Quadratic Equations

An equation, in which the highest power of the variable is $2$ is called a quadratic equation. The standard form of a quadratic equation is $ax^2+bx+c=0$, where $a, b,$ and $c$ are constants and $a \neq -$

Solution of Quadratic Equations:

There are two main methods to find the solutions, or roots, of a quadratic equation.
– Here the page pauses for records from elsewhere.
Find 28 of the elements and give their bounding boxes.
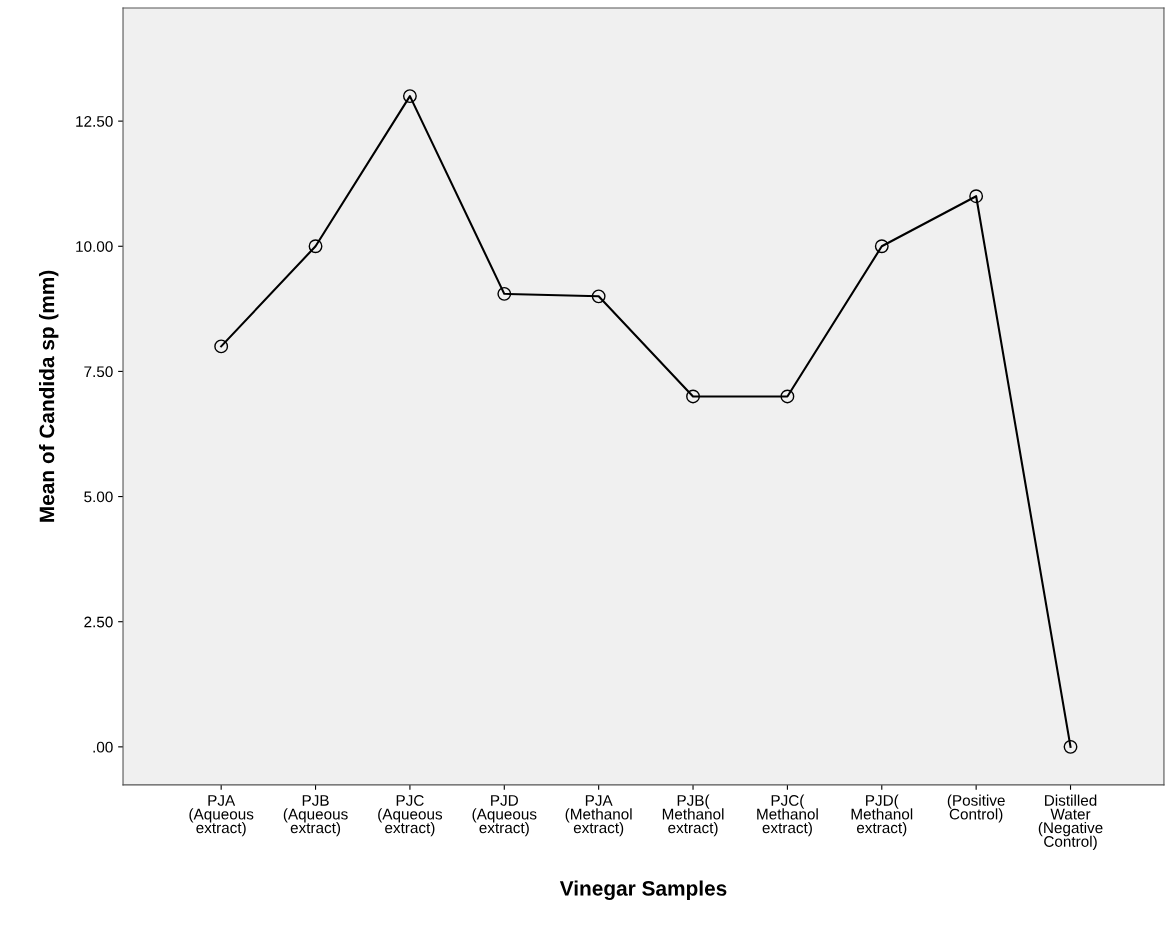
x-tick-label: PJD (Aqueous extract) [472,795,537,837]
x-tick-label: Distilled Water (Negative Control) [1038,794,1103,850]
x-tick-label: PJA (Methanol extract) [565,795,632,837]
y-axis-title: Mean of Candida sp (mm) [38,270,59,522]
point [874,239,889,254]
x-tick-label: (Positive Control) [947,794,1005,823]
point [308,239,323,254]
x-axis-title: Vinegar Samples [559,880,727,900]
point [969,189,984,204]
y-tick-label: 2.50 [84,616,113,628]
x-tick-label: PJB (Aqueous extract) [283,795,348,837]
point [591,289,606,304]
y-tick-label: .00 [93,741,113,753]
point [497,286,512,301]
y-tick-label: 12.50 [76,115,113,127]
x-tick-label: PJC (Aqueous extract) [378,795,443,837]
point [402,89,417,104]
x-tick-label: PJA (Aqueous extract) [189,795,254,837]
point [686,389,700,404]
point [1063,739,1078,754]
y-tick-label: 10.00 [76,241,113,252]
x-tick-label: PJD( Methanol extract) [851,794,913,837]
point [214,339,229,354]
y-tick-label: 7.50 [84,366,113,378]
x-tick-label: PJC( Methanol extract) [757,794,818,837]
x-tick-label: PJB( Methanol extract) [662,794,724,837]
point [780,389,795,404]
y-tick-label: 5.00 [84,491,113,503]
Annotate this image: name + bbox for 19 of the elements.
1. Factorization $\rightarrow$ Let $ax^2+bx+c = a(x - \alpha)(x - \beta) = 0$. Here, the roots of the equation are $x = \alpha$ and $x = \beta$. Hencec, factorizing the equation and equating each factor to zero is one method to find the roots.
2. The second method is known as the Quadratic Equation, which is: 

$$x = \frac{-b \pm \sqrt{b^2-4ac}}{2a}$$

where the equation of the quadratic is $ax^2+bx+c = 0$. 

Nature of the Roots: 

In a quadratic equation in standard form, the term $b^2-4ac$ is known as the discriminant of the equation, which plays an important role in finding the nature of the roots. It is often denoted by $D$. If $a, b, c \in \mathbb{R}$ and $a \neq 0$, then: 

1. If $D<0$, then the equation $ax^2+bx+c = 0$ has non-real complex roots.
2. If $D>0$, then the equation $ax^2+bx+c = 0$ has two real and distinct roots.
3. If $D=0$, then the equation $ax^2+bx+c = 0$ has a double root of the form $\frac{-b}{2a}$.